Congressman Tonko talks Scientific Integrity at AGU

December 21, 2021 | 8:00 am
US House Office of Photography
Andrew Rosenberg
Former Contributor

This week, at the American Geophysical Union meeting in New Orleans (and virtually), my colleague Jacob Carter, research director for the Center for Science and Democracy at UCS led a session entitled, “How Is Science Doing in Washington? The State of U.S. Science Policy One Year Into the Biden Administration and Where We Go From Here”.  

The session was very fortunate to have Congressman Paul Tonko (D. – NY) as one of the panelists.  I thought many who could not attend the meeting would be interested in what Rep. Tonko had to say.  Below, with his permission, are his remarks, slightly edited for length:  

“Thank you to the Union of Concerned Scientists and the American Geophysical Union for inviting me to visit with you all.  It seems impossible to imagine modern society without publicly funded science. Our nation’s scientific agencies perform an invaluable function for the American people, and we’ve attracted some of the best and brightest scientific minds in the world. Their research has become the foundation for our most important work at all levels of government to protect public health, our environment, our economy, and so much more.

“Because this research is so powerful, political advocates and other special interests have long tried to influence, distort, or bury it when it doesn’t fit their views or serve their purpose. Through both Democratic and Republican administrations, I have seen this important work be thrown into the partisan fray where it does not belong. But, without question, the previous administration significantly raised the stakes.

“This is exactly why we need scientific integrity policies. The public we serve should know that our decisions and the policies that affect their lives are based on the best available information, regardless of political power or who is in the Oval Office.  As Chair of the House Energy & Commerce Subcommittee on Environment and Climate Change, and long-time member of the House Science, Space, and Technology Subcommittee on Research and Technology, I have made it one of my top priorities to right the ship of America’s science policy.

“As part of that broad effort, I was proud to reintroduce the bipartisan Scientific Integrity Act in February of this year, and as of today it has racked up more than 175 cosponsors. This legislation establishes consistent scientific integrity policies across all agencies so scientists, members of Congress, and the American people can put our faith in federal research findings.

“More than 20 federal agencies have some form of scientific integrity policy today, but standards remain inconsistent. Some agencies lack these policies entirely, while others have strong policies and processes but little or no training for staff to use them. Still others, including EPA, have robust scientific integrity standards and strong enforcement, showing the positive impact that these policies can have for the American people.

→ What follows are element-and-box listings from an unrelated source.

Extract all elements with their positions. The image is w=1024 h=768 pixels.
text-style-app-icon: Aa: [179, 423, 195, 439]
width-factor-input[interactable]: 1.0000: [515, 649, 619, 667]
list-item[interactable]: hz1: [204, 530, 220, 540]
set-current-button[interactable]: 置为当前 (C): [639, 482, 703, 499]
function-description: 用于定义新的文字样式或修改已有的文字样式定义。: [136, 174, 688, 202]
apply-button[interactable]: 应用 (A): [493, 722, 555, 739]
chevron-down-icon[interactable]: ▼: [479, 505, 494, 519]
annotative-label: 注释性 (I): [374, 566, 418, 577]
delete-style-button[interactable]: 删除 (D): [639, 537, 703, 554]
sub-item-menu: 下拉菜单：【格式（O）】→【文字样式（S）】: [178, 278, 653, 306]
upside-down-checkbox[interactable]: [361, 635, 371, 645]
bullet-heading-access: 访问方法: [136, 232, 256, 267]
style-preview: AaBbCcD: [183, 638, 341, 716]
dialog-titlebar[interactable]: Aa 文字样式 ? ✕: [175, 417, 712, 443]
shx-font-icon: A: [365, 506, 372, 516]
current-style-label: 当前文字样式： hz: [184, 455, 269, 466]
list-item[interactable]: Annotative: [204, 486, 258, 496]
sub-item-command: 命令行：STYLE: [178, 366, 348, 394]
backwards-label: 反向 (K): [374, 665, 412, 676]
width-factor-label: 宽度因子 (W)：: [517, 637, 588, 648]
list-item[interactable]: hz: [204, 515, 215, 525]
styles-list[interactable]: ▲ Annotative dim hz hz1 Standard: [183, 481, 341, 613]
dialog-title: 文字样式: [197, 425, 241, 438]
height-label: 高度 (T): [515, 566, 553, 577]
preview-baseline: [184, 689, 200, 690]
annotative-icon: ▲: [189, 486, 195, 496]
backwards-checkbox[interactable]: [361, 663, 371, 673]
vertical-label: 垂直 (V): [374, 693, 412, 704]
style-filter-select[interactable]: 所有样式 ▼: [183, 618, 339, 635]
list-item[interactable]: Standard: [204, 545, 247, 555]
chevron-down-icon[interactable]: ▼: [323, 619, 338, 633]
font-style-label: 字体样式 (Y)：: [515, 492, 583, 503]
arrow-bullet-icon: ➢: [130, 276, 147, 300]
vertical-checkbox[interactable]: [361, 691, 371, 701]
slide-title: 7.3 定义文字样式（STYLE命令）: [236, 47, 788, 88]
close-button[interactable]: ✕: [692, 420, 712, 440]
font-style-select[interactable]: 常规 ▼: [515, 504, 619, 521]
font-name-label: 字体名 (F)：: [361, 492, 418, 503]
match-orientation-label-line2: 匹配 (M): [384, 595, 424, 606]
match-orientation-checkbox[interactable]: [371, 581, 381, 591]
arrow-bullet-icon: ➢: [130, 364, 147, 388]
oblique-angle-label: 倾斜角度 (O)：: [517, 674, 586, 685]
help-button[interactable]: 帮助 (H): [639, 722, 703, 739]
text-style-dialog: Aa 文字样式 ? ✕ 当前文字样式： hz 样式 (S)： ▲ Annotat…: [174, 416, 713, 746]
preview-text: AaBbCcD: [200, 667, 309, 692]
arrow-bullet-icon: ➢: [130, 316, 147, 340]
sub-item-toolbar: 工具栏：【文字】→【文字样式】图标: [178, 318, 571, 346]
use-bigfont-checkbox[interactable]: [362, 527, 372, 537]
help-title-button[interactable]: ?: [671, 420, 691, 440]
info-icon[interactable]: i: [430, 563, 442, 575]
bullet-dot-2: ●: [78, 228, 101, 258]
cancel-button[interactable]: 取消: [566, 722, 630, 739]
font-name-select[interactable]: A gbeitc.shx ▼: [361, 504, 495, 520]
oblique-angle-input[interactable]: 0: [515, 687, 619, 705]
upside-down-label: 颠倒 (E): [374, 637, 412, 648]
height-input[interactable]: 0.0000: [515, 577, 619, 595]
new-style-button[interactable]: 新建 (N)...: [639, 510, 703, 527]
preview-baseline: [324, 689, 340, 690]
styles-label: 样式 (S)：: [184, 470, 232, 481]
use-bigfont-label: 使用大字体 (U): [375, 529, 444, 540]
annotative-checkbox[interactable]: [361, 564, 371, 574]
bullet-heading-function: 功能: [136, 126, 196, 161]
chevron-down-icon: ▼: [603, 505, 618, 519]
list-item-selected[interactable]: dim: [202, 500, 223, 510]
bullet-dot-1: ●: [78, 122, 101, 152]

“I know that the science leaders and members of AGU are keenly aware that America is facing unprecedented challenges in the form of a rapidly changing climate, environmental contamination, and countless other concerns that threaten our public health, national security, and general welfare.

“As we witnessed this weekend, Americans are living, and dying, in the path of unprecedented flooding, raging wildfires, and battering storms driven by Earth’s changing climate. It falls to us to set aside past disagreements and rise together to meet this challenge.

“We agree that climate change is real. We agree humans are driving it. We agree that we need to build solutions that meet the scale and urgency of the crisis we face. I am working in open and collaborative fashion to build legislation toward this end.

“When the Biden Administration’s Office of Science and Technology Policy releases their upcoming Scientific Integrity report, we intend to continue working in partnership with them and many of you participating in this panel. Specifically, we are working to shore up our oversight and enforcement language to ensure any violators of scientific integrity are held accountable and our publicly funded research is always made whole.

“I have been greatly encouraged by the Biden Administration’s early and forceful attention to the role of science in US policymaking and governing. Government-funded science is, after all, the product of political choices. For it to be sustained, we must leverage the momentum and take immediate action to establish strong scientific integrity policies as a standard across the federal government.

“I am looking forward to codifying scientific integrity policies in the remaining time we have in the 117th Congress so we can, finally, solidify public trust that federal scientific research is never hidden or manipulated.

“I want to thank everyone again for the invitation to join with you. Please do not hesitate to reach out to me and my office if there is anything we can do to assist you.”

Congressman Paul Tonko

The moral of the story is that things are happening in Washington in the administration and on the Hill. The path is complex, difficult, and uncertain.  But, hey, as scientists we are used to that!  And we don’t give up. With leaders like Paul Tonko, we know we have a real chance at progress.